For employees who are able to and do work from home “and have no contact with the public, there’s not much of a legitimate argument for vaccination,” he says. “Those are the kinds of things workplaces can consider, even with a mandatory vaccination policy.”

For employees who must do their job in the employer’s workplace, i.e., where it is not possible to perform the work from home, they could be assigned within their workplace in a way that accounts for not being vaccinated, he says; for example, a front-of-store employee might be moved to the back of the store.

“Firing is very severe, and it’s more likely an employer would try to do something else first,” he says, adding that he expects arbitrators might also look at working alternatives in making their decisions, including for situations where an employee is not hired if they cannot provide proof of vaccination.

In any event, a refusal to provide proof of vaccination will be taken as an assumption an employee has not been vaccinated, says Liberatore, and sanctions may include an unpaid leave of absence.

The path forward

Employers should consider whether to require mandatory vaccination for lower-risk settings, although even in those settings the risk may increase if employees are interacting with each other in an office, says Fu.

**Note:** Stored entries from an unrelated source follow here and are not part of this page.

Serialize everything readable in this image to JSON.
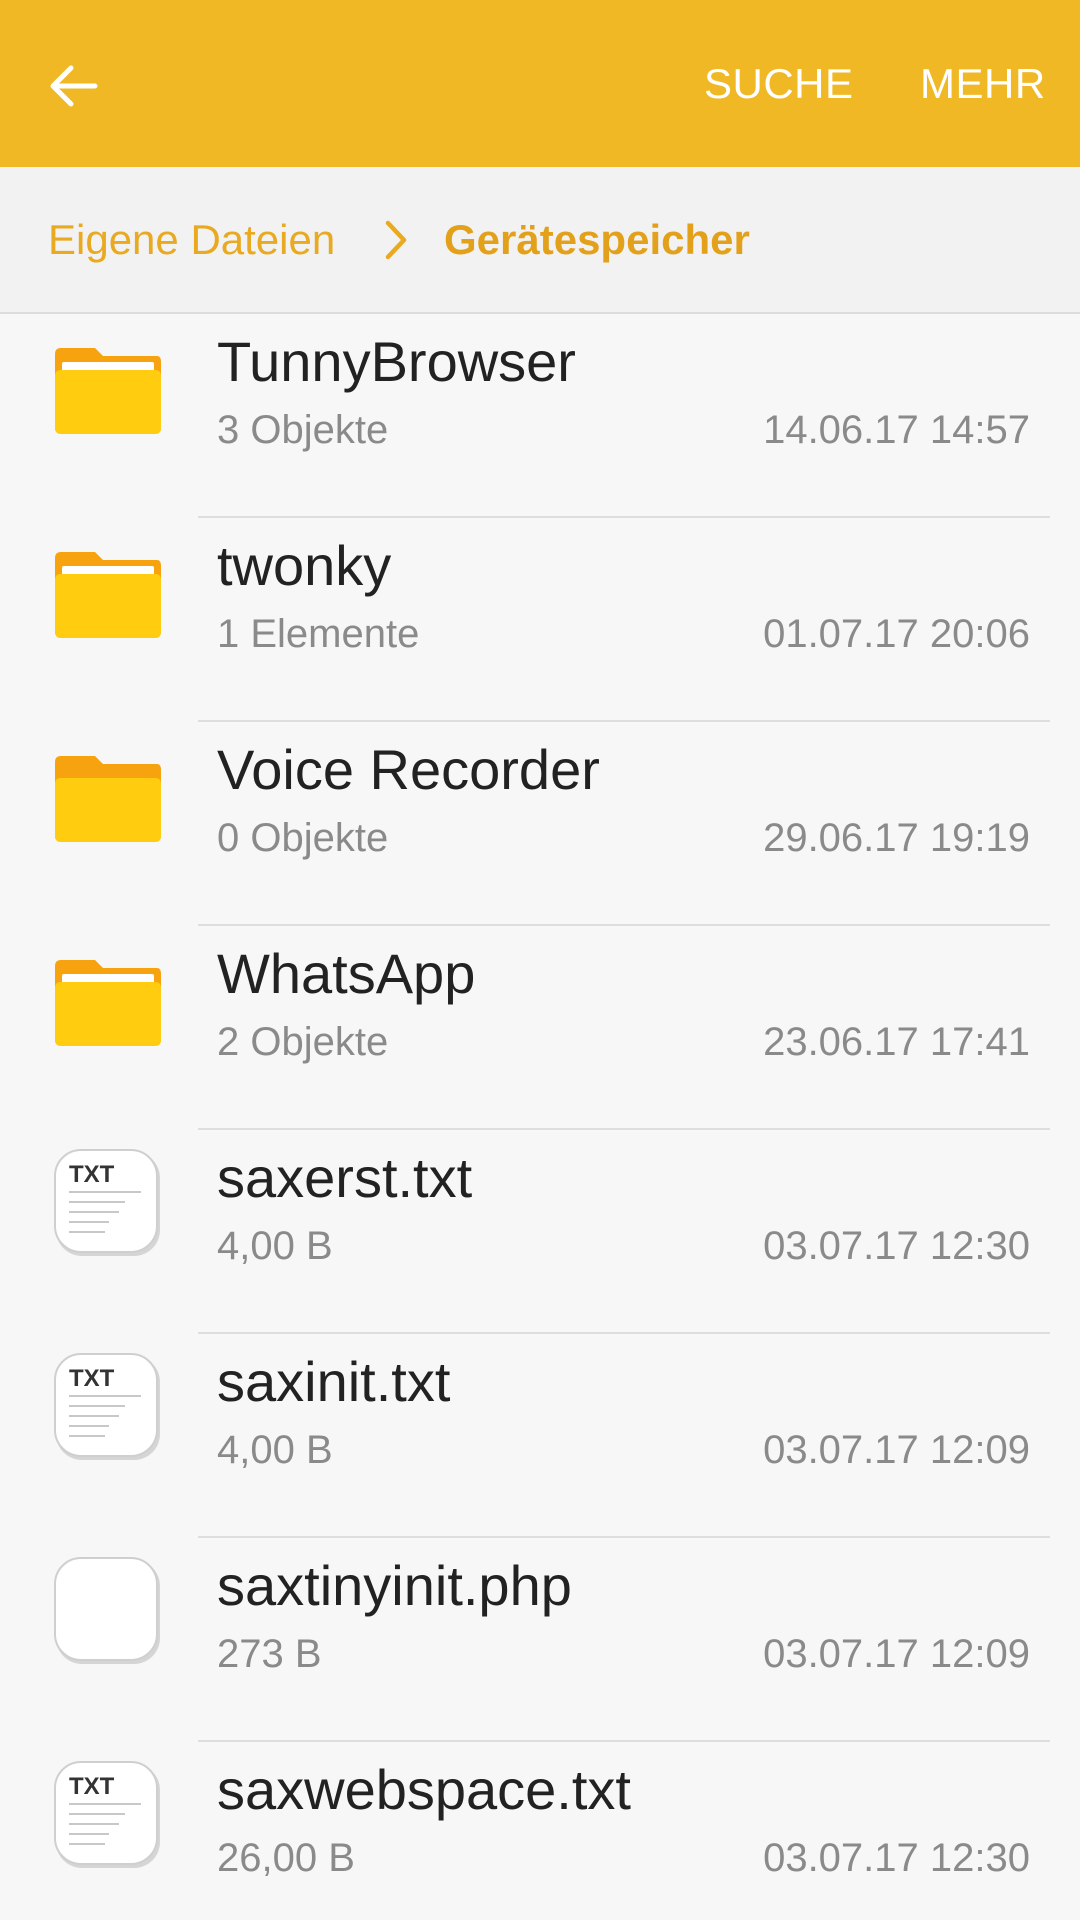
{
  "header": {
    "back_icon": "arrow-left-icon",
    "search_label": "SUCHE",
    "more_label": "MEHR",
    "color": "#f0b825"
  },
  "breadcrumb": {
    "root": "Eigene Dateien",
    "separator_icon": "chevron-right-icon",
    "current": "Gerätespeicher",
    "accent_color": "#e9a920"
  },
  "files": [
    {
      "name": "TunnyBrowser",
      "info": "3 Objekte",
      "date": "14.06.17 14:57",
      "icon": "folder-icon"
    },
    {
      "name": "twonky",
      "info": "1 Elemente",
      "date": "01.07.17 20:06",
      "icon": "folder-icon"
    },
    {
      "name": "Voice Recorder",
      "info": "0 Objekte",
      "date": "29.06.17 19:19",
      "icon": "empty-folder-icon"
    },
    {
      "name": "WhatsApp",
      "info": "2 Objekte",
      "date": "23.06.17 17:41",
      "icon": "folder-icon"
    },
    {
      "name": "saxerst.txt",
      "info": "4,00 B",
      "date": "03.07.17 12:30",
      "icon": "txt-file-icon",
      "icon_label": "TXT"
    },
    {
      "name": "saxinit.txt",
      "info": "4,00 B",
      "date": "03.07.17 12:09",
      "icon": "txt-file-icon",
      "icon_label": "TXT"
    },
    {
      "name": "saxtinyinit.php",
      "info": "273 B",
      "date": "03.07.17 12:09",
      "icon": "generic-file-icon"
    },
    {
      "name": "saxwebspace.txt",
      "info": "26,00 B",
      "date": "03.07.17 12:30",
      "icon": "txt-file-icon",
      "icon_label": "TXT"
    }
  ]
}
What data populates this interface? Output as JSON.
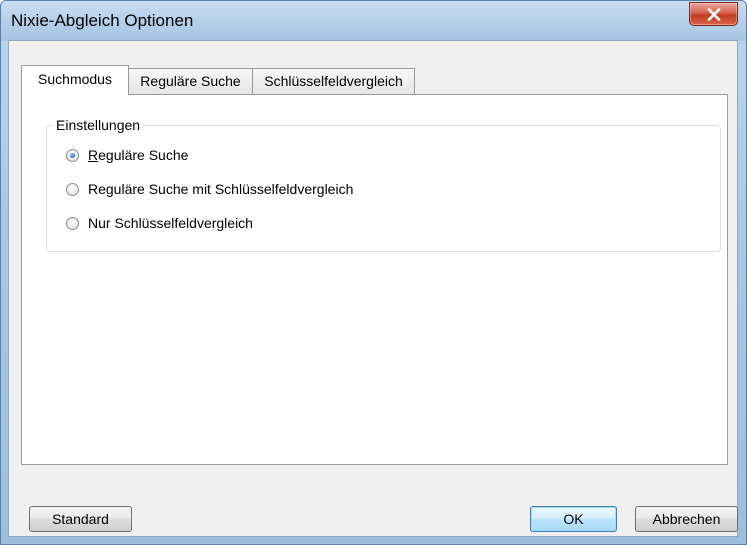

Masking, social distancing, sanitation, HEPA filters and good air quality are all factored into COVID-19 safety plans, says Fu, within “the hierarchy of controls for safety.

“Vaccinations won’t get us out of the pandemic in the short term,” he adds, adding that other methods such as distancing and masking should be considered by employers “because they’re tried and tested avenues of mitigating spread.”

And, the relatively short protection window of COVID-19 vaccines and according recommendations now for third “booster” shots will also be a consideration.

“If there’s vaccine hesitancy now, extrapolate that to six or eight months later,” says Fu, when employees don’t want to get new boosters.

“Employers should look at that now, and lay out the expectation clearly to their workforces if they are planning to implement” a mandated booster policy, either in writing or at least in discussion with employees, he says.